In 1907, he found a job as a laboratory helper at Berkeley and applied for the first time for U.S. citizenship. This application, his first of three, was denied on the grounds that Asians were considered not white.
That same year, Das began to work for the Immigration Service in Vancouver, and worked there until April 1908, when he started the Free Hindustan as a mouthpiece of a growing anti-colonial movement.

In 1908, after leaving the INS, Das left the Northwest to attend Norwich University, a military training academy. Correspondence shows how he was monitored as someone advocating war against a state with which the U.S. was at peace, that of the British Empire.

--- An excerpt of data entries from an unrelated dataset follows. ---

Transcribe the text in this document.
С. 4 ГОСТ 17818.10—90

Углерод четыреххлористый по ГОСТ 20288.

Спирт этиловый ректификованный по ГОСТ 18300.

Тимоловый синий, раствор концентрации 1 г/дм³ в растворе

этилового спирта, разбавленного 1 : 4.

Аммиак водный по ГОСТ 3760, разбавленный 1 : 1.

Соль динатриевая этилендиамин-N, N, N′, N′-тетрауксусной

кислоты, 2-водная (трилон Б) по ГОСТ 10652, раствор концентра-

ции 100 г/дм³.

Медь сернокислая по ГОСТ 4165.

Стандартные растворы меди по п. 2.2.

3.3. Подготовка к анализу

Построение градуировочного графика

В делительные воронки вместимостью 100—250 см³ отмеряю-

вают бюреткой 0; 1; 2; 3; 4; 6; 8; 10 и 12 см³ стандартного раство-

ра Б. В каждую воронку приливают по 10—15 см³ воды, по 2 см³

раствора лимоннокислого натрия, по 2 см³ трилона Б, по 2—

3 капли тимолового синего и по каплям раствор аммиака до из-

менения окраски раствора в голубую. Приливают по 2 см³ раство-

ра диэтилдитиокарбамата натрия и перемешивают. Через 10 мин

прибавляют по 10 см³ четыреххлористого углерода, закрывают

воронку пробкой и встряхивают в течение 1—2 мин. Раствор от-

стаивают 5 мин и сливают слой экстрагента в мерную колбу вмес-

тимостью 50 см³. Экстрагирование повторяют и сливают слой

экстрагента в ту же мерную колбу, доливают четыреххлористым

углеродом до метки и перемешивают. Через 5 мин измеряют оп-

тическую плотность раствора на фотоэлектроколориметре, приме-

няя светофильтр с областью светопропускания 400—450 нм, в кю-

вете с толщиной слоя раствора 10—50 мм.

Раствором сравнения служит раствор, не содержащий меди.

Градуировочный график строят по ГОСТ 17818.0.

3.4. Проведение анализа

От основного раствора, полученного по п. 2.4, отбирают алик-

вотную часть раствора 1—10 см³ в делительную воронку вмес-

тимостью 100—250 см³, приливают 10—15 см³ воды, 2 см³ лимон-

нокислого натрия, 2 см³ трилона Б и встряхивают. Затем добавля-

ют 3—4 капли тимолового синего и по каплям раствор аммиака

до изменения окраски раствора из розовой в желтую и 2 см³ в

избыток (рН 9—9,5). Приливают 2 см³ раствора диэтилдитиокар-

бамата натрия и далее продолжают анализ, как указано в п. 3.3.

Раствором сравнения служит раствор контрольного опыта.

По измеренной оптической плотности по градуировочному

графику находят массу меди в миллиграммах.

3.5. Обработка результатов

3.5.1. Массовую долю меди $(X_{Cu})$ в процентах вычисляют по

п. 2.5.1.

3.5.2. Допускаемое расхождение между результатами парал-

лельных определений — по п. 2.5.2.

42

Suspended in 1909 because of his advocacy of war against their ally the British Empire, he managed to find his way back to Seattle and earn a BA in political science. He began researching an MA on employer liability law in 1910, worked with laborers in Berkeley, and earned an MA in 1911.
Soon afterward, he filed for citizenship, but was again denied, in 1912, in Cooks County, Coquille, Oregon. This application was denied not officially because of race, but because of his “moral character.”